Knebelgesetz in Spanien: Strafzettel schnell gezückt
Das umstrittene „Gesetz zur Sicherheit der Bürger“ macht Alltagsdelikte schnell teuer. Die Nationalpolizei ist mit der Neuerung zufrieden.
So wurde in Südspanien ein Betrunkener mit einem Bußgeld von 300 Euro belegt, nachdem er den Polizeibeamten „Kumpel“ nannte. Eine Clique, die auf einem Platz Pizza verspeiste, wurde ebenfalls mit 600 Euro pro Kopf belegt. Ihr Delikt: „Illegale Versammlung“. Ein Pärchen an der Mittelmeerküste wartet ebenfalls auf den Bußgeldbescheid. Betrunken hatten die beiden auf einem öffentlichen Platz Sex miteinander. Neben „Behinderung des Straßenverkehrs“ werden sie des „fehlenden Respekts“ bezichtigt. Sie hatten den Beamten gebeten, sie bitte nicht zu stören.
Ein junger Mann in Teneriffa warf den Gemeindepolizisten auf Facebook vor, „sich vor der Arbeit zu drücken“. Der „fehlende Respekt“ kostet ihn 600 Euro. Einer Frau in einer Kleinstadt wurde ein Posting bei Facebook zum Verhängnis. Sie hatte einen Streifenwagen fotografiert, der auf einem Behindertenparkplatz stand. Nach zahlreichen Protesten wurde der Bußgeldbescheid über 800 Euro zurückgezogen. In Madrid verhängt die Polizei Bußgelder gegen Prostituierte auf einem Straßenstrich wegen Gefährdung des Straßenverkehrs.

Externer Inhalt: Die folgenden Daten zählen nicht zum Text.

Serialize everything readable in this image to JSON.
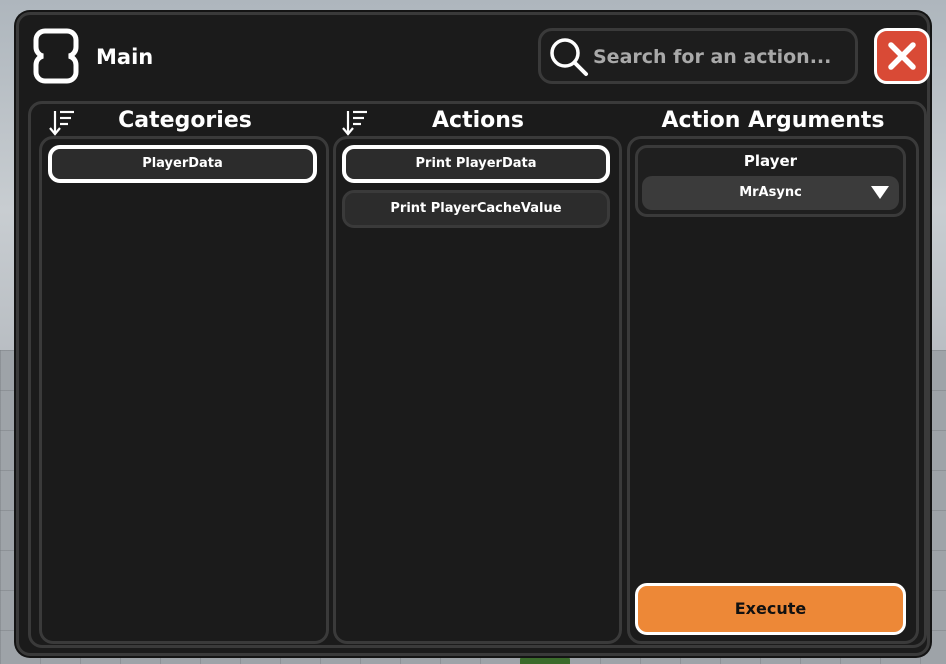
{
  "window": {
    "title": "Main",
    "logo_icon": "pill-logo-icon",
    "close_icon": "close-icon",
    "colors": {
      "background": "#1b1b1b",
      "border": "#3a3a3a",
      "close": "#d94a36",
      "accent": "#ed8837"
    }
  },
  "search": {
    "placeholder": "Search for an action...",
    "value": "",
    "icon": "search-icon"
  },
  "categories": {
    "heading": "Categories",
    "sort_icon": "sort-descending-icon",
    "items": [
      {
        "label": "PlayerData",
        "selected": true
      }
    ]
  },
  "actions": {
    "heading": "Actions",
    "sort_icon": "sort-descending-icon",
    "items": [
      {
        "label": "Print PlayerData",
        "selected": true
      },
      {
        "label": "Print PlayerCacheValue",
        "selected": false
      }
    ]
  },
  "arguments": {
    "heading": "Action Arguments",
    "fields": [
      {
        "label": "Player",
        "value": "MrAsync",
        "type": "dropdown"
      }
    ],
    "execute_label": "Execute"
  }
}
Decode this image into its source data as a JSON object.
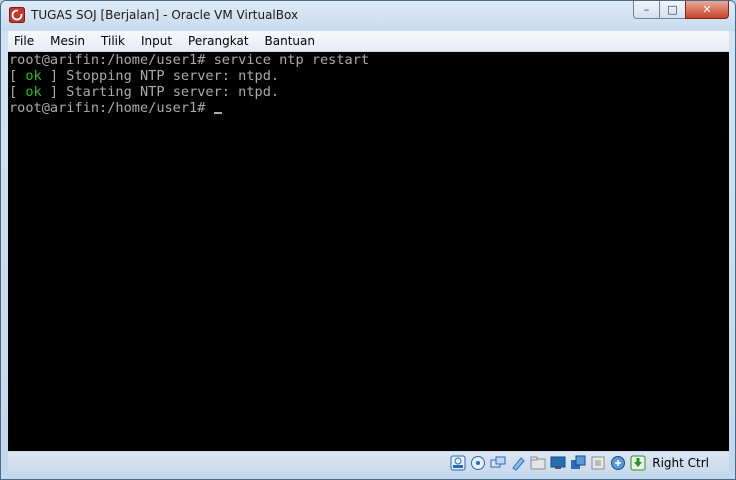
{
  "window": {
    "title": "TUGAS SOJ [Berjalan] - Oracle VM VirtualBox",
    "icon": "virtualbox-icon",
    "buttons": {
      "minimize_glyph": "–",
      "maximize_glyph": "□",
      "close_glyph": "✕"
    }
  },
  "menu": {
    "items": [
      "File",
      "Mesin",
      "Tilik",
      "Input",
      "Perangkat",
      "Bantuan"
    ]
  },
  "terminal": {
    "line1": "root@arifin:/home/user1# service ntp restart",
    "line2": {
      "open": "[ ",
      "ok": "ok",
      "rest": " ] Stopping NTP server: ntpd."
    },
    "line3": {
      "open": "[ ",
      "ok": "ok",
      "rest": " ] Starting NTP server: ntpd."
    },
    "prompt": "root@arifin:/home/user1# ",
    "colors": {
      "text": "#aaaaaa",
      "ok": "#2fb82f",
      "background": "#000000"
    }
  },
  "statusbar": {
    "icons": [
      "hard-disk-icon",
      "optical-drive-icon",
      "audio-icon",
      "network-icon",
      "shared-folders-icon",
      "display-icon",
      "video-capture-icon",
      "usb-icon",
      "mouse-integration-icon",
      "host-key-arrow-icon"
    ],
    "host_key": "Right Ctrl"
  }
}
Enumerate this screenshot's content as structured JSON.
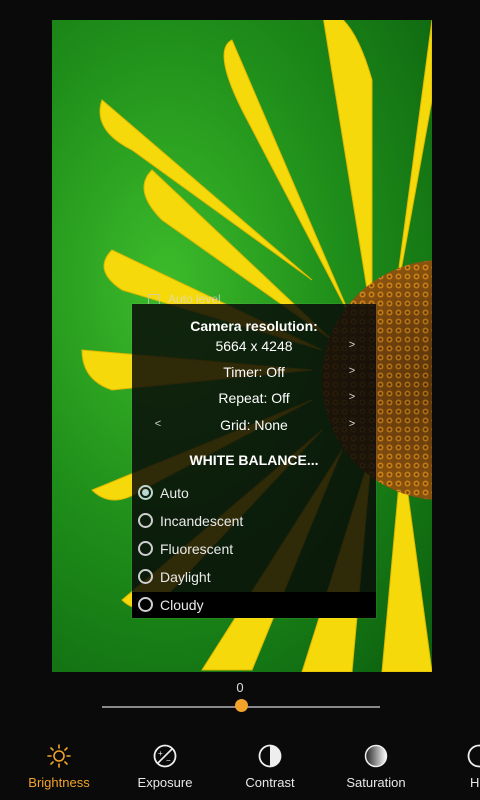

Auch politische Aktivisten trifft das Gesetz, wie ein Mitglied der Bewegung gegen Zwangsräumungen und Pressesprecher der Protestpartei Podemos im nordwestlichen Kantabrien. Er beteiligte sich an Protesten in einer Bankfiliale und hatte keinen Ausweis dabei. 600 Euro soll das kosten. In Galizien traf es eine Kandidatin der dortigen Bürgerliste bei den Gemeinderatswahlen in Ourense. Sie konnte sich nachts auf dem Heimweg nicht ausweisen.
Mónica Hidalgo von der Bürgerrechtsorganisation „Wir sind kein Delikt“, die gegen das Gesetz mobil macht, spricht „von Rechtsunsicherheit“. Die bekannt gewordenen Fälle zeigten, dass es „auf den jeweiligen Beamten ankommt, ob ein Bußgeld verhängt wird oder nicht“. Hidalgo fürchtet, dass zunehmend Bußgelder gegen Demonstranten verhängt werden, wenn nach der Sommerpause die Proteste gegen die Sparpolitik wieder beginnen.
Für den Generalsekretär der Nationalpolizei, Ignacio Cosidó, garantiert das Gesetz hingegen die Bürgerrechte: „Die Polizei agiert heute mit mehr Freiheit und mehr Respekt für die Menschenrechte.“ Das Gesetz war von der konservativen Regierung unter Mariano Rajoy durchs Parlament gepeitscht worden.